I think you either need to use a more recent snapcraft (i.e. on edge I think) or you need to use passthrough.
Thanks, I added it, but unfortunately I cannot build a working kiosk snap with a latest snapcraft.
Maybe you might know a solution for this.
Finally, after struggling to build my app with latest snapcraft, I was able to release snap with
system-usernames: snap_daemon: shared
but now it gets automatically rejected, because of previous manual rejection.
Could you look into it ?
should I just create another topic regarding this snap approval ?
OK, there was a button “Request manual review” …
Hmm It has been 9 days since I requested Manual review. Is it always that long ?
@PiotrD - sorry this slipped off our list since it wasn’t in the ‘store-requests’ category.
can you review this snap’s suitability for the public store and vet the publisher?
@PiotrD - in addition to the vetting, assuming this snap will be granted access, can you state that you intend to not change your snap to run a command which plugs ‘browser-support’ under the root user (ie, you will keep using the ‘snap_daemon’ with any commands/daemons that plugs “browser-support”)?

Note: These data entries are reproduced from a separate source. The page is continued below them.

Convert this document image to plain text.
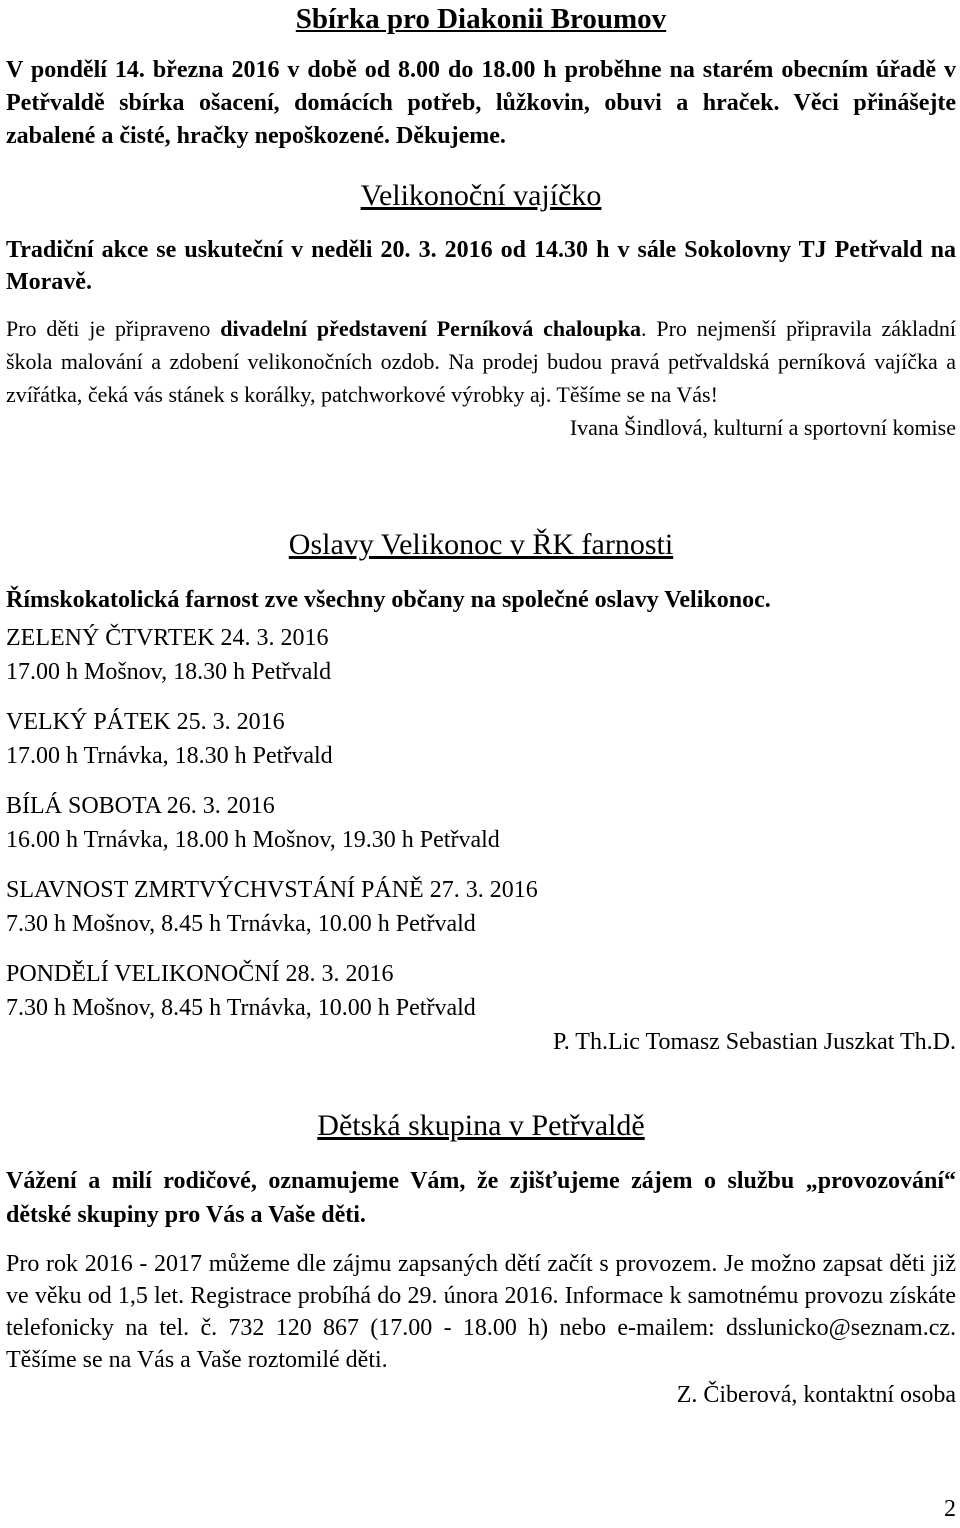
Sbírka pro Diakonii Broumov

V pondělí 14. března 2016 v době od 8.00 do 18.00 h proběhne na starém obecním úřadě v Petřvaldě sbírka ošacení, domácích potřeb, lůžkovin, obuvi a hraček. Věci přinášejte zabalené a čisté, hračky nepoškozené. Děkujeme.

Velikonoční vajíčko

Tradiční akce se uskuteční v neděli 20. 3. 2016 od 14.30 h v sále Sokolovny TJ Petřvald na Moravě.

Pro děti je připraveno divadelní představení Perníková chaloupka. Pro nejmenší připravila základní škola malování a zdobení velikonočních ozdob. Na prodej budou pravá petřvaldská perníková vajíčka a zvířátka, čeká vás stánek s korálky, patchworkové výrobky aj. Těšíme se na Vás!

Ivana Šindlová, kulturní a sportovní komise

Oslavy Velikonoc v ŘK farnosti

Římskokatolická farnost zve všechny občany na společné oslavy Velikonoc.

ZELENÝ ČTVRTEK 24. 3. 2016

17.00 h Mošnov, 18.30 h Petřvald

VELKÝ PÁTEK 25. 3. 2016

17.00 h Trnávka, 18.30 h Petřvald

BÍLÁ SOBOTA 26. 3. 2016

16.00 h Trnávka, 18.00 h Mošnov, 19.30 h Petřvald

SLAVNOST ZMRTVÝCHVSTÁNÍ PÁNĚ 27. 3. 2016

7.30 h Mošnov, 8.45 h Trnávka, 10.00 h Petřvald

PONDĚLÍ VELIKONOČNÍ 28. 3. 2016

7.30 h Mošnov, 8.45 h Trnávka, 10.00 h Petřvald

P. Th.Lic Tomasz Sebastian Juszkat Th.D.

Dětská skupina v Petřvaldě

Vážení a milí rodičové, oznamujeme Vám, že zjišťujeme zájem o službu „provozování“ dětské skupiny pro Vás a Vaše děti.

Pro rok 2016 - 2017 můžeme dle zájmu zapsaných dětí začít s provozem. Je možno zapsat děti již ve věku od 1,5 let. Registrace probíhá do 29. února 2016. Informace k samotnému provozu získáte telefonicky na tel. č. 732 120 867 (17.00 - 18.00 h) nebo e-mailem: dsslunicko@seznam.cz. Těšíme se na Vás a Vaše roztomilé děti.

Z. Čiberová, kontaktní osoba

2
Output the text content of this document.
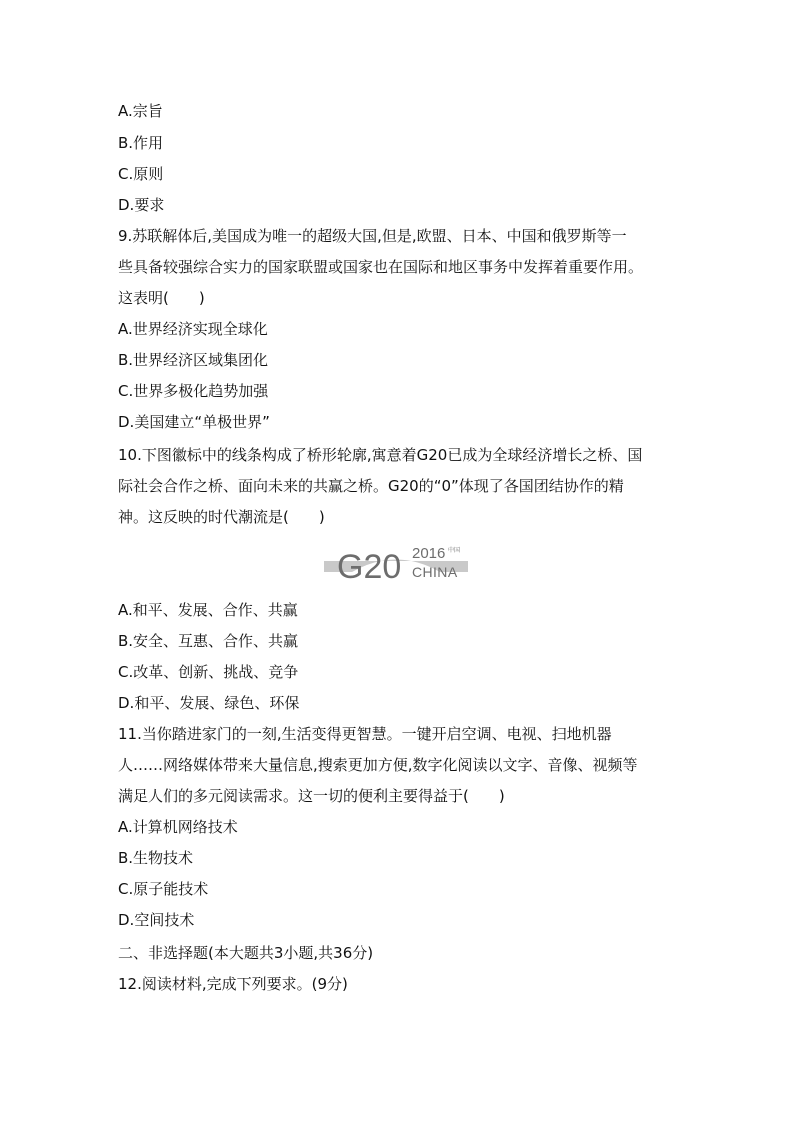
A.宗旨
B.作用
C.原则
D.要求
9.苏联解体后,美国成为唯一的超级大国,但是,欧盟、日本、中国和俄罗斯等一
些具备较强综合实力的国家联盟或国家也在国际和地区事务中发挥着重要作用。
这表明(　　)
A.世界经济实现全球化
B.世界经济区域集团化
C.世界多极化趋势加强
D.美国建立“单极世界”
10.下图徽标中的线条构成了桥形轮廓,寓意着G20已成为全球经济增长之桥、国
际社会合作之桥、面向未来的共赢之桥。G20的“0”体现了各国团结协作的精
神。这反映的时代潮流是(　　)
G20 2016 中国
CHINA
A.和平、发展、合作、共赢
B.安全、互惠、合作、共赢
C.改革、创新、挑战、竞争
D.和平、发展、绿色、环保
11.当你踏进家门的一刻,生活变得更智慧。一键开启空调、电视、扫地机器
人……网络媒体带来大量信息,搜索更加方便,数字化阅读以文字、音像、视频等
满足人们的多元阅读需求。这一切的便利主要得益于(　　)
A.计算机网络技术
B.生物技术
C.原子能技术
D.空间技术
二、非选择题(本大题共3小题,共36分)
12.阅读材料,完成下列要求。(9分)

What do you mean by “vet the publisher” ? verify ? by creating a store-request in forum ?
I have already read this:
"the publisher should be vetted, as with classic snaps "
and I still don’t get this, because my terminal application runs in strict confinement and it is not intended to be a public snap. Only private, for internal use. Isn’t it possible to just publish snap as private only? Please explain it for me.
And Yes, I will not change this snap to run a command which plugs “browser-support” under root user.
Ok, great. So I will just wait for information, that it was approved. How long does it usually take ?
Vetting has been done, +1 from advocacy team.